The Australian's Nabila Ahmed finds a brawl in drugs that's caught her eye: "Ever the gentlemen, Mark Hooper and Stephen Roche would never want to be seen to be butting heads. But that is the distinct impression investors have been left with after Roche's Australian Pharmaceutical Industries effectively asked Hooper's Sigma Pharmaceuticals to step outside the pharmacy play pen and slug it out over about 400 pharmacies under the Pharmacy Alliance and Independent Pharmacists of Australia Group worth about $400 million in annual revenues. This fight has been brewing ever since API, which had been supplying those pharmacies for a decade, decided it didn't want to compete for the business when the work was put out to tender earlier this year. Last week, Sigma, which had been servicing the clients on an interim basis while the tender process was completed, signalled it was hopeful of signing 250 of those pharmacies. On Monday, API said it had already struck "preferred wholesaler agreements" with 150 pharmacies and was supplying another 50."
Fellow writer at The Australian John Durie also revealed this morning: "Woolworths plans to finally release more financial details of its Masters joint-venture hardware project when it unveils its 2011 year financial results next month, including a preparedness to absorb losses for several years. It is also planning to release more details about its latest productivity program, Project Quantum, as new boss Grant O'Brien prepares to take the reins on October 1."
And The Australian's Tim Boreham wrote this morning: "From the "spooky coincidence" file emerges these two biotechs, which both entered animal-health deals yesterday. Both stocks are backed by big names: fast-food king Jack Cowin and squillionaire Boris Liberman in the case of Bioniche, and property tycoon Lang Walker in the case of Medical Australia."
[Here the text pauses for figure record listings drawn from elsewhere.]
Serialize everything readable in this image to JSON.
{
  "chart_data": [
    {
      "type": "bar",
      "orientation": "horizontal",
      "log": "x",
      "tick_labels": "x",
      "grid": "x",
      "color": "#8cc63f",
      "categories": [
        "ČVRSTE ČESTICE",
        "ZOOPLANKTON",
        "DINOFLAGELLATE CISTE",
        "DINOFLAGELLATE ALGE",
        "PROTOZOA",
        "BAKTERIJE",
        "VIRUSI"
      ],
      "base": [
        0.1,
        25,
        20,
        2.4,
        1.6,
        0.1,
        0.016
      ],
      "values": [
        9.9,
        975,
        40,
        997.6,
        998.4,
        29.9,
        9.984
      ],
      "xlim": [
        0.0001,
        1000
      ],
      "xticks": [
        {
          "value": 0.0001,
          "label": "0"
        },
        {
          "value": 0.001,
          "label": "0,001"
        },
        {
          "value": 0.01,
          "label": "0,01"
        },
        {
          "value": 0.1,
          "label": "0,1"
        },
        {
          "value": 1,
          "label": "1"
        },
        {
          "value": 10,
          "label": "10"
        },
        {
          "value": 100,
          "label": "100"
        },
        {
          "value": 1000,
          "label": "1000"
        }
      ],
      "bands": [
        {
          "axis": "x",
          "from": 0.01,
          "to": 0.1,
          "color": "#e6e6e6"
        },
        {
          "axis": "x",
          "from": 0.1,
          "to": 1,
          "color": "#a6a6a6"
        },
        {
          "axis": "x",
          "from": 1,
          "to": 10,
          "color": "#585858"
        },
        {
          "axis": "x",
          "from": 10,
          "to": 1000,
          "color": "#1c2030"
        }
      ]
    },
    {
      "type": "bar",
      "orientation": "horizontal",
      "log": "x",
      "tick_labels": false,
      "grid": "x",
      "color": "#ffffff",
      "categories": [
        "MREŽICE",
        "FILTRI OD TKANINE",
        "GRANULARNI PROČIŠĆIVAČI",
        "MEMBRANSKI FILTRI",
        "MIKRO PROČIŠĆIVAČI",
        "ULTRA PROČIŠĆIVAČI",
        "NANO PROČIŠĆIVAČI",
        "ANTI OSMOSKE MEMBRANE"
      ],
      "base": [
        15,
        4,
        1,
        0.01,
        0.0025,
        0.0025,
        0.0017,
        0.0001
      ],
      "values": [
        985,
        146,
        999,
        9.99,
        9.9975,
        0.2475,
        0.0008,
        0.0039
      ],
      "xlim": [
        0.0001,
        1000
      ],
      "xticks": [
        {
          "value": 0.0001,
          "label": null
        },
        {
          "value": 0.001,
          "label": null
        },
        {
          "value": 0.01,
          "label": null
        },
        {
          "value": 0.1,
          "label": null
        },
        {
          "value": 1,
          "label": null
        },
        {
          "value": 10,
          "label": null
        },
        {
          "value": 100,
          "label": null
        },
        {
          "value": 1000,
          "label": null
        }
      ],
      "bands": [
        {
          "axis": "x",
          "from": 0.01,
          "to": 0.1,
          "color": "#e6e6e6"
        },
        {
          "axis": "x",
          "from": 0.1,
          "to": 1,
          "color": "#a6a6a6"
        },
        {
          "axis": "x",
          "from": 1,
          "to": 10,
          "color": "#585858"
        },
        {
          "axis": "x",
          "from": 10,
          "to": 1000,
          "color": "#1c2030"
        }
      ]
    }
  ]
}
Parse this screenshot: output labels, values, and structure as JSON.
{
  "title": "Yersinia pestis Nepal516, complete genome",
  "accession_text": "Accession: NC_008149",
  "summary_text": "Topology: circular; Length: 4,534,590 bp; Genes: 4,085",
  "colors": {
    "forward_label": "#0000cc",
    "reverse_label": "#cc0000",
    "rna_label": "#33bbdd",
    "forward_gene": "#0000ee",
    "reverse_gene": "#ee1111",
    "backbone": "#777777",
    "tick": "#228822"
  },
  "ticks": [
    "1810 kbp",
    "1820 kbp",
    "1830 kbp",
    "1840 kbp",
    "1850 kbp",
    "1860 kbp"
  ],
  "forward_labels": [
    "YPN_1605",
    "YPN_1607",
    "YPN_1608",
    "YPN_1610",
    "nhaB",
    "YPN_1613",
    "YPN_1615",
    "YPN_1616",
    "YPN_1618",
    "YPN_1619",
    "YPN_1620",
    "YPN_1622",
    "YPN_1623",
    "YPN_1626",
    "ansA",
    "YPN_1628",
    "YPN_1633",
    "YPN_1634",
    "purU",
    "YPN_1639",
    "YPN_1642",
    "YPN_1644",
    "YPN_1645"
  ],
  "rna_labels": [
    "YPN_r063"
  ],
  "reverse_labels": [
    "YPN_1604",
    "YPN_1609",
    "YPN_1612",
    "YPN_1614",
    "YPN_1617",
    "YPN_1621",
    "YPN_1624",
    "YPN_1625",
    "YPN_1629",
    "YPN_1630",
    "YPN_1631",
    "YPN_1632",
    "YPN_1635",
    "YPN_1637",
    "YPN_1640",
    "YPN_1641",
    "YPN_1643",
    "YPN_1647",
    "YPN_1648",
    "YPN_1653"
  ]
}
Finally, Fairfax's Insider, Ian McIlwraith has found a new coal stock: "A chance remark at lunch by the long-term specialist fund manager Stephen Sedgman has turned into a $125 million deal to backdoor list a coal explorer in the shell of Strategic Pooled Development. Brisbane-based mineral explorer Gordon Saul, who fittingly has ''Shackleton'' as one of his family names, is reputed to have kicked rocks all over the globe for leading companies but now wants to put a collection of coal tenements in Australia and Canada on to the ASX."